Uno sighed dramatically and went to his locker dejected, pulling out his phone and handed it over. Mico didn't even look at the screen, he placed it on the bench, face-down.

"You get it back after practice," he said. "And if I see you looking for it again—"

"I know," Uno muttered. "Extra suicides. Public disappointment. Emotional damage."

"Good," Mico said. "You've learned."

Jairo snorted. Felix hid a smile.

Lynx leaned closer to Uno. "You're suffering because you're beautiful."

Uno shot him a look. "This is the price of fame."

Mico's voice cut through them. "This is the price of distraction."

Silence followed.

Mico blew the whistle.

"Scrimmage," he said. "Full intensity. No showboating."

Uno opened his mouth.

Mico added, "That includes faces."

Uno closed it.

The ball moved. Fast. Clean. Brutal.

This wasn't the Castillian the public knew—the smiling chaos, the viral moments, the performances.

This was work.

Lynx cut without flair. Felix rotated without hesitation. Jairo absorbed contact and stayed silent. Uno passed instead of posing. And Mico? Mico played like the world had narrowed into twenty-eight meters of hardwood and five lives that depended on him.

Every possession was measured.

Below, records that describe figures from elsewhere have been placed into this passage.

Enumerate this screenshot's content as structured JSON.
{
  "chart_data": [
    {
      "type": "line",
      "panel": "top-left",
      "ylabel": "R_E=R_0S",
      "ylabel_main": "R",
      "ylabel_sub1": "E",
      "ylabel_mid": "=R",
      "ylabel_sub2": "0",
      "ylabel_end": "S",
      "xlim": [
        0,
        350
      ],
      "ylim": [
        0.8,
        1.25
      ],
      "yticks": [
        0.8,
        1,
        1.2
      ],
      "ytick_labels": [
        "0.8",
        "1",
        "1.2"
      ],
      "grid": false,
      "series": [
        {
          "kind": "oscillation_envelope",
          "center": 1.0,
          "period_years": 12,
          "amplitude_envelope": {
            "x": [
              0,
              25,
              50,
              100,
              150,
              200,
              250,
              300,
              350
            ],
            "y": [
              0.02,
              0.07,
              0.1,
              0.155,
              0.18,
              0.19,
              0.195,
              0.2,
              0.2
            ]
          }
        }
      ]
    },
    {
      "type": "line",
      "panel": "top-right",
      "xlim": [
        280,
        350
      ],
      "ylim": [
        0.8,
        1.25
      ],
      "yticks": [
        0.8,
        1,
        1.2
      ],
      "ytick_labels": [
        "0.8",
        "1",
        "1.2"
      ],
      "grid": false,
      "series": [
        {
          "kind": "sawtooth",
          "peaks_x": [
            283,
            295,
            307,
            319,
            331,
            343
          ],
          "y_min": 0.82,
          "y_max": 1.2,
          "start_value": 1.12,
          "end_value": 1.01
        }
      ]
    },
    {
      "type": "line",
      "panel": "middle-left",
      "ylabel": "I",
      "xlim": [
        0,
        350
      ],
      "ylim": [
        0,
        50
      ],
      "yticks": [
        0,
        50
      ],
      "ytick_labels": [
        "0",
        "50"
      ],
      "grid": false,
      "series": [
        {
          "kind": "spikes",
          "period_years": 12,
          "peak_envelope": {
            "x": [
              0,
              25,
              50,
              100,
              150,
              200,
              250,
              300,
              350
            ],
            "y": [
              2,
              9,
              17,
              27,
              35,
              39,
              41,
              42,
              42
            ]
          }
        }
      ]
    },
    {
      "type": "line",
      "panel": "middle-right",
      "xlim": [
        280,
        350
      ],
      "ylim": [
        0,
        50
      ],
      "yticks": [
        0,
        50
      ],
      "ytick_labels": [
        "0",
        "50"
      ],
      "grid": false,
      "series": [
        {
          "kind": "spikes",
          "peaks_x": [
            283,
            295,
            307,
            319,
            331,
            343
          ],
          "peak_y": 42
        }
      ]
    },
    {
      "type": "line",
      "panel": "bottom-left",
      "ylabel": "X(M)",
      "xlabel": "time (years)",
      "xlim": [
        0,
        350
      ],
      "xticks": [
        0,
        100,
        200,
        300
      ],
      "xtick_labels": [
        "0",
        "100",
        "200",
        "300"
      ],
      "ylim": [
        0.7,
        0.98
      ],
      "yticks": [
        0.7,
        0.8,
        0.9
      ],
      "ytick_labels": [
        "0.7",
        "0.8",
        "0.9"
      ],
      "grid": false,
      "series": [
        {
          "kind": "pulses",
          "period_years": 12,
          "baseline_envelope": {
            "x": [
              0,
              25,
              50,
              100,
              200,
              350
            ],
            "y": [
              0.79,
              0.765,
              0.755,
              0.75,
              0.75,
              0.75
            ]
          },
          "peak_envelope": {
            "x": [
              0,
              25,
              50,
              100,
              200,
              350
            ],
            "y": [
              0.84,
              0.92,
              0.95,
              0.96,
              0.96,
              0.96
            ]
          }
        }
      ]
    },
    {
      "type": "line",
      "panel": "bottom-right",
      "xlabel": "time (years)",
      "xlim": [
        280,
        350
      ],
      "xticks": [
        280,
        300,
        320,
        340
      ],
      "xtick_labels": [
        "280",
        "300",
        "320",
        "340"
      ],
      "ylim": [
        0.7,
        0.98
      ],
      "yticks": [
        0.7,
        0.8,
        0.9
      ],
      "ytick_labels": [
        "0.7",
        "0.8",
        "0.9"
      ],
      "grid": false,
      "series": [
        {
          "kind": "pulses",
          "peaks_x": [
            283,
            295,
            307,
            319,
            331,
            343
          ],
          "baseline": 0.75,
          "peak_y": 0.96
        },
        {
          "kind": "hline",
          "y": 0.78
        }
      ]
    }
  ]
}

Every mistake corrected instantly.

At one point, Lynx missed a defensive read.

Mico said quietly, "Again."

They ran it again. And again. And again. Until it was right.

The team collapsed onto the floor, chests heaving.

Mico finally picked up Uno's phone and tossed it back. Uno caught it like it was a fragile artifact.

"…Did I miss anything important?" He asked carefully.

Mico paused. Then, "Yes."

Uno stiffened.

"The world is screaming for you," Mico continued. "And for once—" He looked around at all of them. "—it doesn't matter."

Uno pressed his lips, trying not to pout. No one joked.

Beyond the walls, clips of the closed gates went viral.

[ "Casa de Imperium SHUTS OUT MEDIA — Castillian Training Hidden from Public Eye" ]

Speculation exploded.

Were they overwhelmed? Were they arrogant? Were they hiding weaknesses?

No one knew. And that was exactly how Casa de Imperium liked it.